DESCRIPTION (provided by applicant): Stem cell therapy is a putative treatment for end-stage heart failure. Bone marrow-derived mesenchymal stem cells (MSC) improve cardiac function following intramyocardial transplantation. Our previous study indicates that MSC preprogrammed to express GATA-4 (MSCGATA-4), a well-known cardiac transcription factor, significantly accelerate ischemic heart repair - by increasing MSC survival and differentiation, as well as angiogenesis. However, the mechanism is unclear. The recently discovered endogenous class of small non-coding RNAs, microRNAs (miRs), plays an important role in both cardiac protection and pathology associated with myocardial ischemia. Our preliminary data indicate that overexpression of GATA-4 in MSC modulates expression of several miRs which can then transfer from MSC into neighboring cardiomyocytes (CM). We propose the following two hypotheses: Hypothesis 1: Specific miRs and miR targeted genes mediate potent pro-survival and pro-angiogenic effects. Hypothesis 2: miRs in transplanted MSC transfer to neighboring host cells or the extracellular environment via gap junctions and microvesicles (MVs). The proposed study represents the first in- depth attempt to elucidate the mechanism by which GATA-4 overexpression in MSC regulates expression of specific miRs that, in turn, enhance angiogenesis and cardioprotection when these MSC are transplanted into ischemic myocardium. The results of these studies should (i) provide evidence that MSC besides their differentiation potential serve as an important delivery vehicle for cardioprotectve proteins and molecules in repair of ischemic myocardium; (ii) explore the impact of transfer of specific molecules from MSC to the extracellular fluid space via MVs, and directly into CM via gap junctions or other intercellular channels. These findings may not only highlight the molecular mechanisms of MSCGATA-4 - mediated angiogenesis, but may also help formulate a novel therapeutic strategy for ischemia and offer insight into the progression of myocardial remodeling.
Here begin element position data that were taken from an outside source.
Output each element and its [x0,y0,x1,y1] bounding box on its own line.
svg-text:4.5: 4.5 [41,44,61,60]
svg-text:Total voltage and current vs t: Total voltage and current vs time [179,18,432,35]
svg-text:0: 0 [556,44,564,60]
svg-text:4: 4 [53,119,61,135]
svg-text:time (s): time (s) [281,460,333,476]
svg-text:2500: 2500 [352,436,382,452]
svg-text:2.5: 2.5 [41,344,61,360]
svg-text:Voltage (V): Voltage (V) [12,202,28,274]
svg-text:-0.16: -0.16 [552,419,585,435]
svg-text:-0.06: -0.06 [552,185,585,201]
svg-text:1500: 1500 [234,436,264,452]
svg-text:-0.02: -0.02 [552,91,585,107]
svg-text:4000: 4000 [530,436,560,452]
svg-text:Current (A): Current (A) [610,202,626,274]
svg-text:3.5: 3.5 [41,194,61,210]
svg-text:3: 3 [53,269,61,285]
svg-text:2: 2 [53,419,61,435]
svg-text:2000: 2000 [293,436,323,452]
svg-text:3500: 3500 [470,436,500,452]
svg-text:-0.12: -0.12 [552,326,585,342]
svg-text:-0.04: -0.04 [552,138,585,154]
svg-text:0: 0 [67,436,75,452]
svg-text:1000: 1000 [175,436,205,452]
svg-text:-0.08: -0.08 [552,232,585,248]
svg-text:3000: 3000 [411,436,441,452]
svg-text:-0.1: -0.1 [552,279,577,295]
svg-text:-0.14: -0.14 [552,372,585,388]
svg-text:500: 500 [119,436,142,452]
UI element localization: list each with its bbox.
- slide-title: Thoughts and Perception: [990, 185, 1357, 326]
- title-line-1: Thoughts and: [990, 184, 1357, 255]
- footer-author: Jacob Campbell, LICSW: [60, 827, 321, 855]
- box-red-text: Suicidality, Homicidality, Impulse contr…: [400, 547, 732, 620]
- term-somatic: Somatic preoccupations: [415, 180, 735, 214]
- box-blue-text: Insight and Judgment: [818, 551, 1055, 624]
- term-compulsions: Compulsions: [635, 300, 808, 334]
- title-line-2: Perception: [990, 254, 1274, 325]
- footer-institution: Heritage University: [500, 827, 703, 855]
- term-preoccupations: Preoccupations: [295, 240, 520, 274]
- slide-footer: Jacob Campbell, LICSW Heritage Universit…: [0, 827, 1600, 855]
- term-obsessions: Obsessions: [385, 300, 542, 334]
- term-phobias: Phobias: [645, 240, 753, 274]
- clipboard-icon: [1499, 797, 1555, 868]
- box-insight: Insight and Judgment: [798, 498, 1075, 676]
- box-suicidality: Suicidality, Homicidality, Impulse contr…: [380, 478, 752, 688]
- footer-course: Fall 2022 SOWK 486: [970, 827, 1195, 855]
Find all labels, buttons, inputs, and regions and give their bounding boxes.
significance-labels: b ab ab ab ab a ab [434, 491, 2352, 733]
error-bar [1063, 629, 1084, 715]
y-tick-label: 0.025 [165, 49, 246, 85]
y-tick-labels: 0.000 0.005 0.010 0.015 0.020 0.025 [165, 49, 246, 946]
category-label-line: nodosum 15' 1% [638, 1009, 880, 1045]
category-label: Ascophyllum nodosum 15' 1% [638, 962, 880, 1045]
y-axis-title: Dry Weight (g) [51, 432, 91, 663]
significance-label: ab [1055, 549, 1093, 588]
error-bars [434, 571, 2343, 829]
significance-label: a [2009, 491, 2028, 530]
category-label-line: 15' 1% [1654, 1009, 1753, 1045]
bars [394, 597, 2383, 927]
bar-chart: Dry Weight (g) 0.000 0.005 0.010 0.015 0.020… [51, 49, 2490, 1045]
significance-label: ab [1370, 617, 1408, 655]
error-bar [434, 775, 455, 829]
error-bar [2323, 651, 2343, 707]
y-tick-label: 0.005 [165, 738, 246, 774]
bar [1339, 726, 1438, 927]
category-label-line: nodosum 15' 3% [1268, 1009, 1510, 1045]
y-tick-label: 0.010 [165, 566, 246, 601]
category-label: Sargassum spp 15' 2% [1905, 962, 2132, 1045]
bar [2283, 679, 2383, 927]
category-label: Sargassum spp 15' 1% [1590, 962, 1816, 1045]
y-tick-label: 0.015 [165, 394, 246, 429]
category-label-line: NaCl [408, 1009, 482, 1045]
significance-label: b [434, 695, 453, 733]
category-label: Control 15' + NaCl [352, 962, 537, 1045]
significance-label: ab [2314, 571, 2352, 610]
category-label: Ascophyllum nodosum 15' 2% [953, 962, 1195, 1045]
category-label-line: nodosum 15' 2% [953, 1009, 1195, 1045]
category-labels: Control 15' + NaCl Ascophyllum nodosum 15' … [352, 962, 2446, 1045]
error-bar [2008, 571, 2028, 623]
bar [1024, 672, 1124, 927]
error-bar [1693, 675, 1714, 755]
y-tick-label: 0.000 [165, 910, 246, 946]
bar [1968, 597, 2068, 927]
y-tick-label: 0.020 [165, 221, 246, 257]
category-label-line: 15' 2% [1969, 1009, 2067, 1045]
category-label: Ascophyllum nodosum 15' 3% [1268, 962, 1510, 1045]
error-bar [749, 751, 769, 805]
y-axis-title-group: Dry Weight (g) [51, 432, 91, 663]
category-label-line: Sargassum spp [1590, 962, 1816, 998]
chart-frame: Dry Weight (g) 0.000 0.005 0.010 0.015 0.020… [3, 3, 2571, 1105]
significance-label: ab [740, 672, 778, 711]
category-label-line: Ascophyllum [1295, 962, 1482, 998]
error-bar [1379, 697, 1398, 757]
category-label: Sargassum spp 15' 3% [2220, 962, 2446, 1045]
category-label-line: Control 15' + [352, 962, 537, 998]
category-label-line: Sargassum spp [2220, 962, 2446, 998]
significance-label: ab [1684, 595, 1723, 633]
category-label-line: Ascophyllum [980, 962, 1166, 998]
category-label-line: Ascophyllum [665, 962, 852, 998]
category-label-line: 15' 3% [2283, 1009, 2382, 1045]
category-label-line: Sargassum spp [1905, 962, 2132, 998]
描述（由申请人提供）：干细胞疗法是终末期心力衰竭的假定治疗方法。骨髓间充质干细胞（MSC）可改善心肌内移植后的心脏功能。我们之前的研究表明，MSC 预编程表达 GATA-4 (MSCGATA-4)（一种众所周知的心脏转录因子），通过增加 MSC 存活和分化，显着加速缺血性心脏修复，如 以及血管生成。然而，其机制尚不清楚。最近发现的一类内源性小非编码 RNA，即 microRNA (miR)，在心脏保护和与心肌缺血相关的病理学中发挥着重要作用。我们的初步数据表明，MSC 中 GATA-4 的过度表达可调节多种 miR 的表达，然后这些 miR 可以从 MSC 转移到邻近的心肌细胞 (CM) 中。我们提出以下两个假设： 假设 1：特定 miR 和 miR 靶向基因介导有效的促生存和促血管生成作用。假设2：移植的MSC中的miR通过间隙连接和微泡（MV）转移到邻近的宿主细胞或细胞外环境。这项研究首次深入尝试阐明 MSC 中 GATA-4 过表达调节特定 miR 表达的机制，从而在这些 MSC 移植到缺血心肌时增强血管生成和心脏保护作用。这些研究的结果应该 (i) 提供证据表明 MSC 除了其分化潜力之外，还可以作为心脏保护蛋白和分子修复缺血心肌的重要递送载体； (ii) 探索特定分子从 MSC 通过 MV 转移到细胞外液空间，并通过间隙连接或其他细胞间通道直接转移到 CM 的影响。这些发现不仅可能强调MSCGATA-4介导的血管生成的分子机制，而且还可能有助于制定一种新的缺血治疗策略，并提供对心肌重塑进展的深入了解。